В погреб спускается Степан Антонович. Он принес завязанную кисейкой кастрюльку. В ней – кисель с молоком. Сев около Юльки, он аккуратненько, не пачкая, кормит Юльку с ложечки киселем.
– Вкусно, Юленька?
Юлька слабо мигает.
– А теперь, – говорит папа, – спать! Все – и Юлька и Томашова – спать! Павел Григорьевич, сколько ночей вы не спали? Ступайте спать! Я каждый день хоть часок, да сплю! Мне ведь редко приходится ночью спать спокойно… Меня только этот дневной сон и спасает.
– Нет! – внезапно говорит Томашова. – Вас, пане доктор, другое спасает…
– Да? – смеется папа. – А что же, по-вашему, меня спасает?
– А то, – Томашова низко кланяется папе, – то, что вы людям – нужный человек…
Глава девятая
Новые люди, новые беды
Для того чтобы я не забыла немецкого языка, ко мне ежедневно приходит на один час учительница – фрейлейн Эмма Прейзинг. С первого взгляда она почему-то кажется мне похожей на плотно забитый ящик. Гладкие стенки, крепко приколоченные планки, что в этом ящике, неизвестно, – может быть, он и вовсе пустой. Ничего не видно в пустых серых глазах. Улыбаться фрейлейн Эмма, по-видимому, не умеет или не любит. Руки у нее неласковые, как палки. Она монотонно, в одну дуду, диктует мне по-немецки:
«Собака лает. Пчела жужжит. Кошка ловит мышей. Роза благоухает…»

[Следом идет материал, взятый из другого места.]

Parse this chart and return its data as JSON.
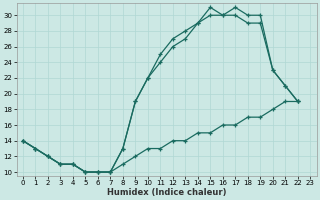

Это очень скучно. Единственное, что в первый день немного оживляет диктовку, – это то, что после каждой фразы фрейлейн Эмма говорит непонятное для меня (и, по-моему, неприличное!) слово «пукт».
«Мы учимся читать. Пукт. Моего маленького брата зовут Карл. Пукт. Я иду в сад. Пукт».
Я добросовестно пишу везде немецкими буквами это непонятное «пукт»… Но когда диктовка кончается, то оказывается, что это слово произносится «пунктум» и означает «точка»: фрейлейн Эмма диктует фразы вместе со знаками препинания.
Вошедшая в комнату мама весело смеется над моей простотой. Но фрейлейн Эмма даже глазом не моргает, бровью не шевелит. Ей ничего не смешно – ящик, заколоченный ящик, а не человек! Но вот через несколько дней ящик спрашивает меня во время урока:
– Скажи-ка, когда ты написала в диктовке двадцать раз слово «пукт», ты сделала это нарочно?
Глаза фрейлейн Эммы смотрят на меня из ящика, как пробочники, – они сверлят меня насквозь.
– Нет, я это сделала не нарочно. Я не знала слово «пунктум» и написала «пукт»: мне так послышалось.